Bola.com, Bangkalan - Madura United masih menyisakan satu pertandingan lagi melawan PSM Makassar. Sebelumnya, dua tim sudah dua kali beruntun bertemu. Kini keduanya bakal berduel lagi, kali ini dalam laga leg kedua semifinal Piala Indonesia 2018 di Stadion Gelora Madura, Pamekasan, Minggu sore (7/7/2019).

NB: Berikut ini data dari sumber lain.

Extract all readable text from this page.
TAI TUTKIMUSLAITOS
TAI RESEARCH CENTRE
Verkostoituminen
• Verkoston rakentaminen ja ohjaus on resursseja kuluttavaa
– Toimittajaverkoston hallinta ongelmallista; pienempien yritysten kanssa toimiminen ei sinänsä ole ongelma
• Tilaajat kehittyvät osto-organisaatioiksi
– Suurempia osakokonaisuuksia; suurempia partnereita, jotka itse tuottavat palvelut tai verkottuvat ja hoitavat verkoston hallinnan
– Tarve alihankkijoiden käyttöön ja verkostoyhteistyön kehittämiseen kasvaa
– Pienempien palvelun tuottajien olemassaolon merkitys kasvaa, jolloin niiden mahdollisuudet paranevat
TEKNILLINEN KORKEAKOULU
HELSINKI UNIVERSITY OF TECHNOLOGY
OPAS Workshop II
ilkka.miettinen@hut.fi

PSM meraih kemenangan tipis 1-0 dalam leg pertama di Stadion Andi Mattalatta Mattoangin, Makassar (30/6/2019). Peluang Madura United lolos ke final masih terbuka, asalkan bisa menang lebih dari dua gol.

Advertisement

Pelatih Madura United, Dejan Antonic, ingin anak asuhnya bisa membalikkan keadaan. Apalagi, mereka punya modal penting. Greg Nwokolo dkk. menang 2-0 atas PSM dalam pekan keenam Shopee Liga 1 2019 di Stadion Gelora Madura (4/7/2019).

"Peluang masih terbuka lebar. Kami hanya tertinggal satu gol. Kami harus balas di kandang Minggu nanti. Ini akan menjadi pertandingan yang panas dan menguji mental kematangan tim. Siapa yang siap, dia yang akan lolos," kata pelatih asal Serbia itu.

Jika melihat rekor pertemuan, PSM tercatat belum pernah menang di markas Madura United sejak 2016. Kedua tim sudah empat kali bertemu di Madura, hasilnya Laskar Sape Kerrab selalu berhasil mengalahkan Juku Eja.

Catatan apik itu membuat pemain serba bisa Madura United, Guntur Ariyadi, kian termotivasi. Pemain asal Banyuwangi itu ingin membawa timnya lolos ke partai puncak, menjadi juara, dan tampil di Piala AFC 2020.

"Saya sudah lama bergabung dengan Madura United, sudah sejak 2016. PSM Makassar belum pernah imbang di sini, apalagi menang. Mereka juga sulit cetak gol ke Madura. Kami semangat dengan rekor itu dan akan dilanjutkan untuk pertandingan Minggu nanti," ucap Guntur.

"Saya pasti tampil habis-habisan. Soalnya, kalau nanti Madura kalah, tidak ada pertandingan lagi (di Piala Indonesia). Anggap saja pertandingan ini final. Kalau saya diturunkan, pasti persembahkan yang terbaik," imbuh pemain bernomor punggung 2 di Madura United itu.